Vincent Gardeau, dirigeant de Celad

Dirigeant de Celad, une ESN, Entreprise de services du numérique toulousaine qui emploie au total 1300 personnes avec l’ensemble de sa sous-traitance pour un chiffre d'affaires de 100 millions d'euros, Vincent Gardeau compte bien sur la grande diversification de l’entreprise pour traverser la crise sanitaire sans trop de conséquences négatives. En 2020, il n’y aura pas de distribution de dividendes et les 35 stagiaires poursuivront leurs stages jusqu’au bout !

 

« C’est important que tous ces jeunes finissent correctement leurs études. Nous avons près de 300 clients différents dans les secteurs de la santé, le public, l’assurance, les mutuelles, l’automobile, l’aéronautique...sans dépendre d’un seul secteur comme le transport aérien, le tourisme, très sinistrés aujourd’hui ». Une baisse de 30% des activités avec des arrêts de mission, ou des reports est constatée. Au fil des jours la situation tend à se dégrader. « La reprise sera plus ou moins longue à venir selon les secteurs » explique Vincent Gardeau.
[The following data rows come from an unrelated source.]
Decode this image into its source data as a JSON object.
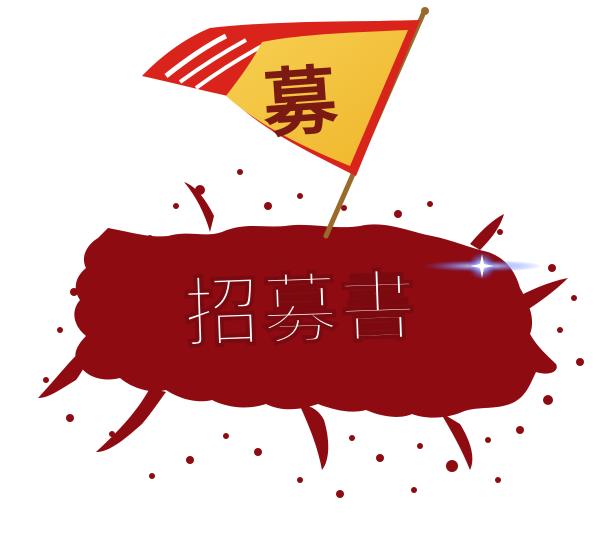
{
  "flag": {
    "character": "募"
  },
  "banner": {
    "title": "招募書"
  },
  "colors": {
    "splash": "#8e0b12",
    "splash_dark": "#7a0a10",
    "flag_field": "#f3c53a",
    "flag_border": "#d9231b",
    "flag_character": "#7a1a12",
    "pole": "#9a6a2a",
    "title_text": "#ffffff",
    "sparkle": "#5a7bff"
  }
}
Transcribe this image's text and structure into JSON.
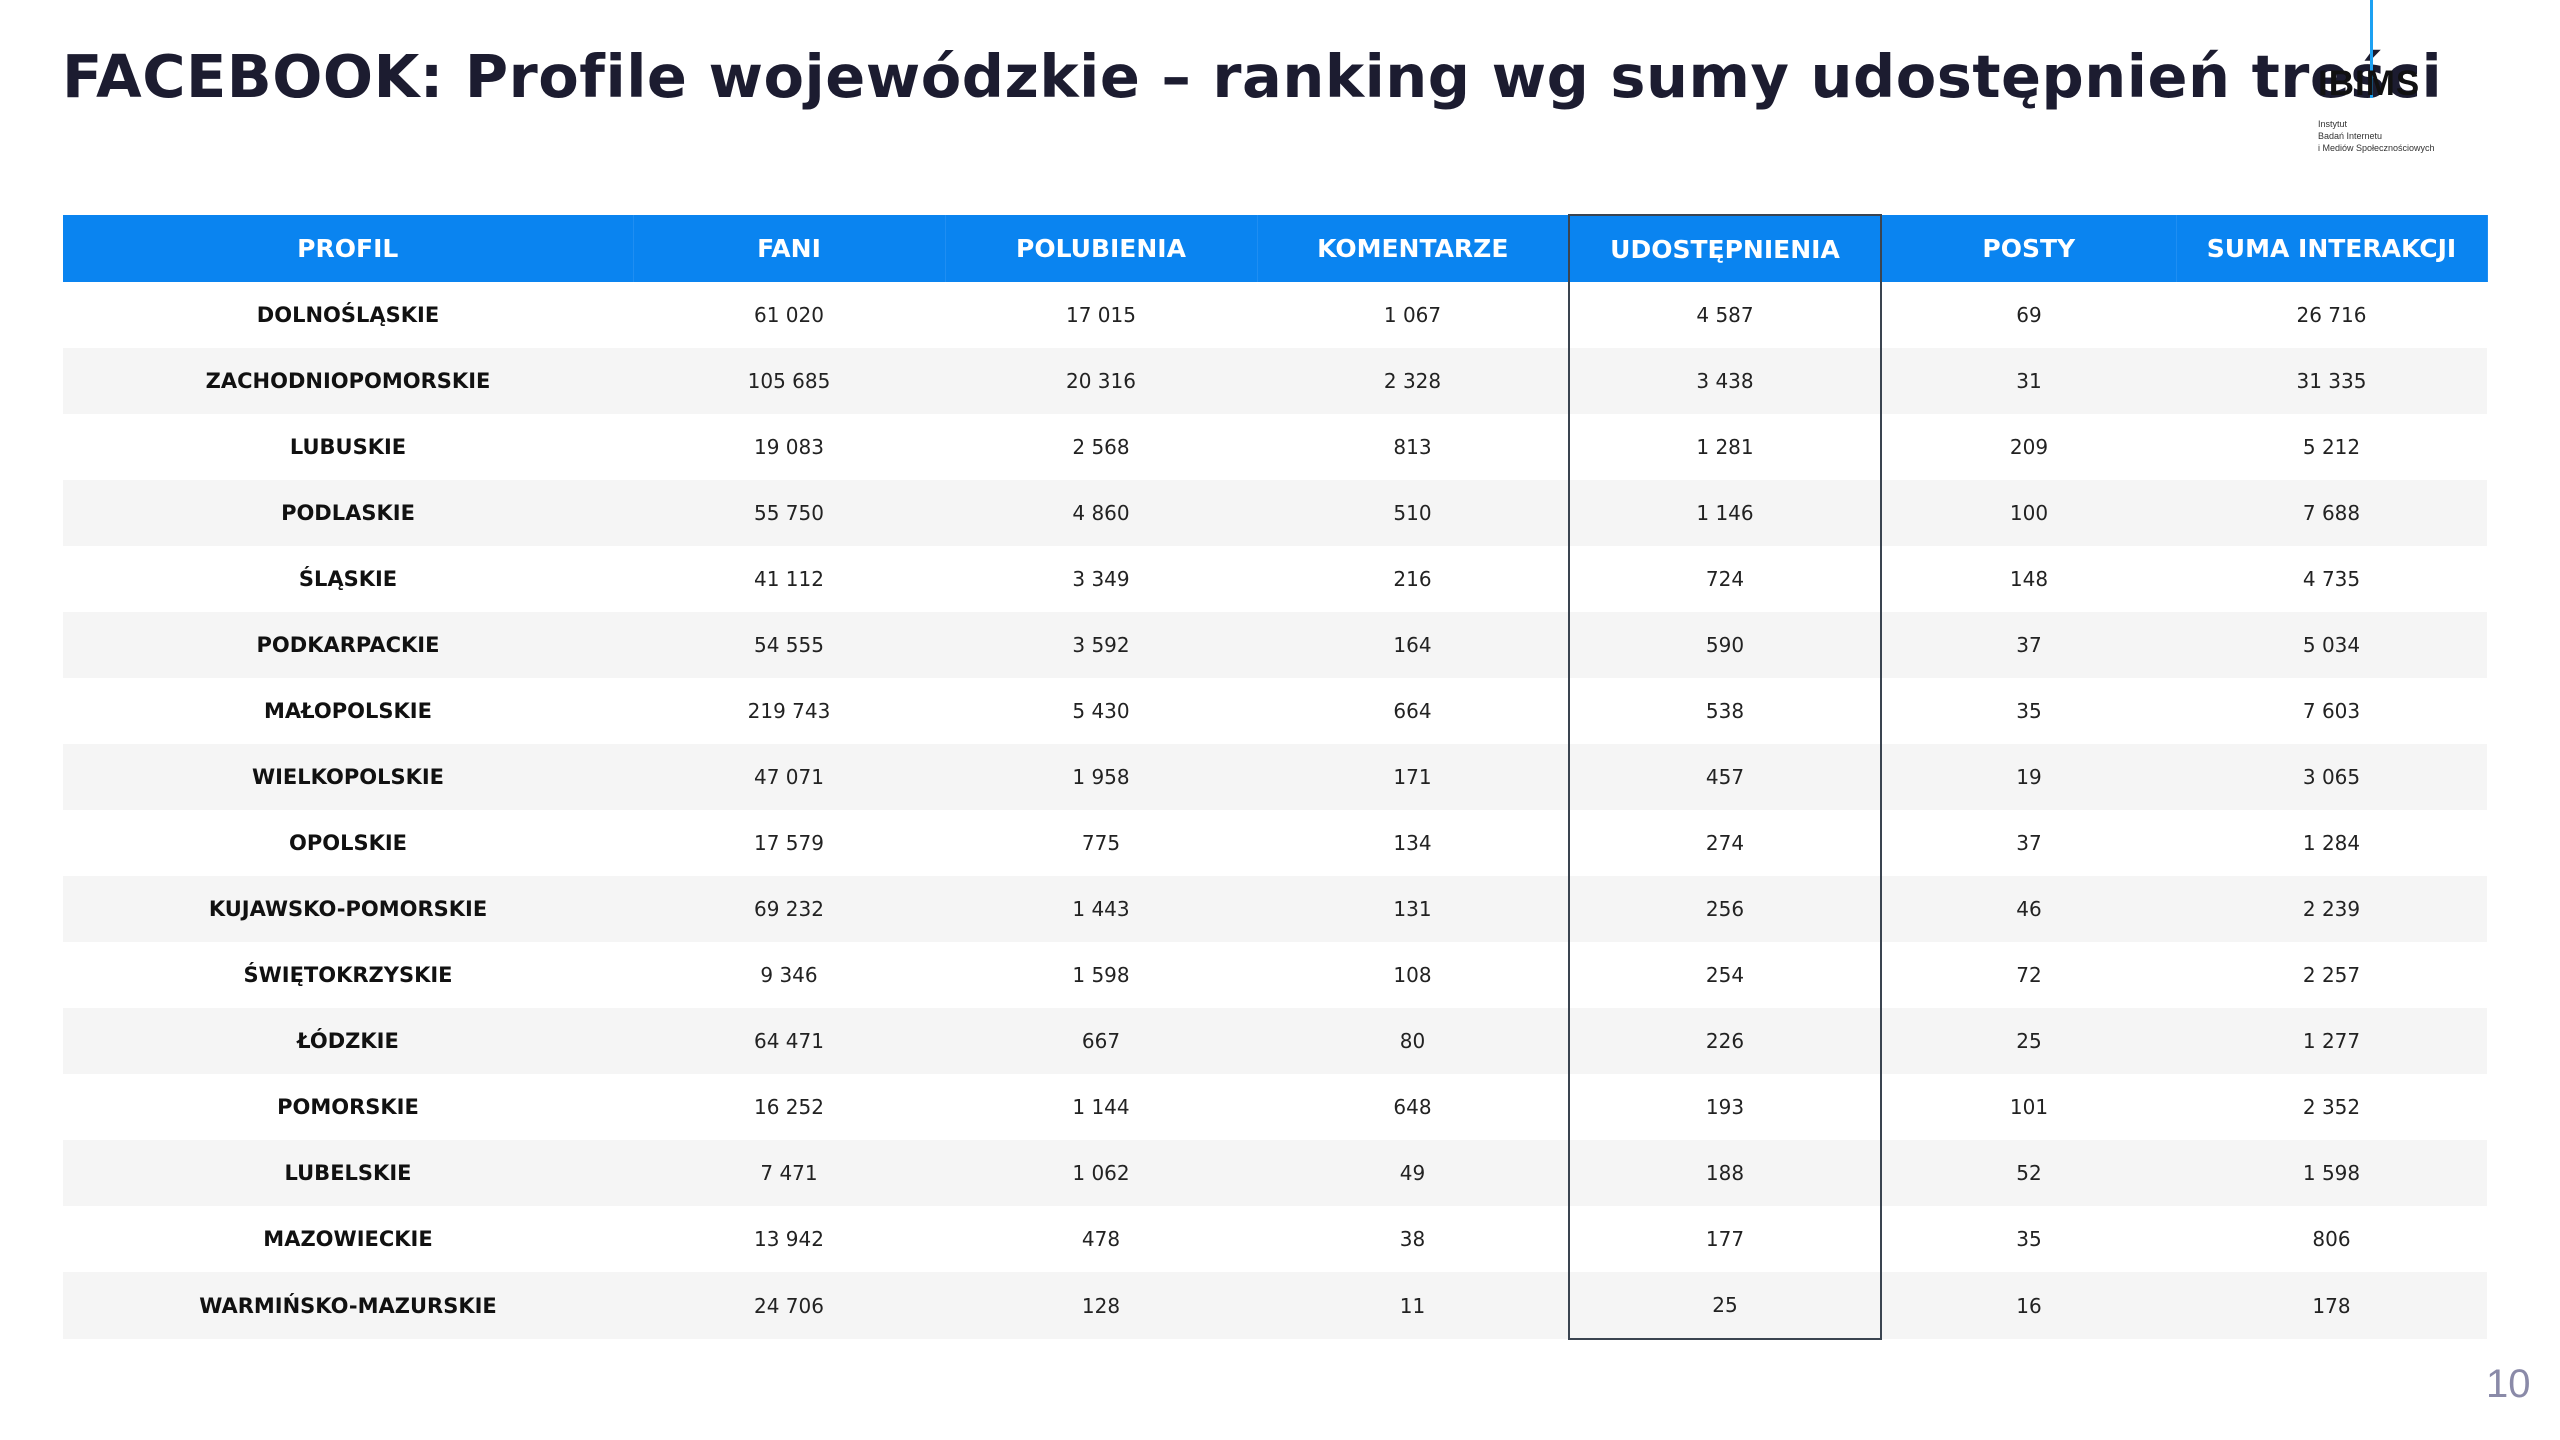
{
  "title": "FACEBOOK: Profile wojewódzkie – ranking wg sumy udostępnień treści",
  "logo": {
    "name": "IBIMS",
    "subtitle_lines": [
      "Instytut",
      "Badań Internetu",
      "i Mediów Społecznościowych"
    ],
    "accent_color": "#1da1f2"
  },
  "table": {
    "header_color": "#0a84f0",
    "highlighted_column": "UDOSTĘPNIENIA",
    "columns": [
      "PROFIL",
      "FANI",
      "POLUBIENIA",
      "KOMENTARZE",
      "UDOSTĘPNIENIA",
      "POSTY",
      "SUMA INTERAKCJI"
    ],
    "rows": [
      [
        "DOLNOŚLĄSKIE",
        "61 020",
        "17 015",
        "1 067",
        "4 587",
        "69",
        "26 716"
      ],
      [
        "ZACHODNIOPOMORSKIE",
        "105 685",
        "20 316",
        "2 328",
        "3 438",
        "31",
        "31 335"
      ],
      [
        "LUBUSKIE",
        "19 083",
        "2 568",
        "813",
        "1 281",
        "209",
        "5 212"
      ],
      [
        "PODLASKIE",
        "55 750",
        "4 860",
        "510",
        "1 146",
        "100",
        "7 688"
      ],
      [
        "ŚLĄSKIE",
        "41 112",
        "3 349",
        "216",
        "724",
        "148",
        "4 735"
      ],
      [
        "PODKARPACKIE",
        "54 555",
        "3 592",
        "164",
        "590",
        "37",
        "5 034"
      ],
      [
        "MAŁOPOLSKIE",
        "219 743",
        "5 430",
        "664",
        "538",
        "35",
        "7 603"
      ],
      [
        "WIELKOPOLSKIE",
        "47 071",
        "1 958",
        "171",
        "457",
        "19",
        "3 065"
      ],
      [
        "OPOLSKIE",
        "17 579",
        "775",
        "134",
        "274",
        "37",
        "1 284"
      ],
      [
        "KUJAWSKO-POMORSKIE",
        "69 232",
        "1 443",
        "131",
        "256",
        "46",
        "2 239"
      ],
      [
        "ŚWIĘTOKRZYSKIE",
        "9 346",
        "1 598",
        "108",
        "254",
        "72",
        "2 257"
      ],
      [
        "ŁÓDZKIE",
        "64 471",
        "667",
        "80",
        "226",
        "25",
        "1 277"
      ],
      [
        "POMORSKIE",
        "16 252",
        "1 144",
        "648",
        "193",
        "101",
        "2 352"
      ],
      [
        "LUBELSKIE",
        "7 471",
        "1 062",
        "49",
        "188",
        "52",
        "1 598"
      ],
      [
        "MAZOWIECKIE",
        "13 942",
        "478",
        "38",
        "177",
        "35",
        "806"
      ],
      [
        "WARMIŃSKO-MAZURSKIE",
        "24 706",
        "128",
        "11",
        "25",
        "16",
        "178"
      ]
    ]
  },
  "page_number": "10"
}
75% de l’effectif est en télétravail, des mesures de chômage partiel ont été prises. Mais Celad n’a voulu demander de report des échéances fiscales et sociales car le groupe a les moyens suffisants pour supporter ces sorties financières. « Nous sommes solidaires avec le gouvernement dans cette période d’urgence. On ne veut pas tirer sur la corde. Nous  accordons des avances sur salaires à ceux qui connaissent des difficultés ». 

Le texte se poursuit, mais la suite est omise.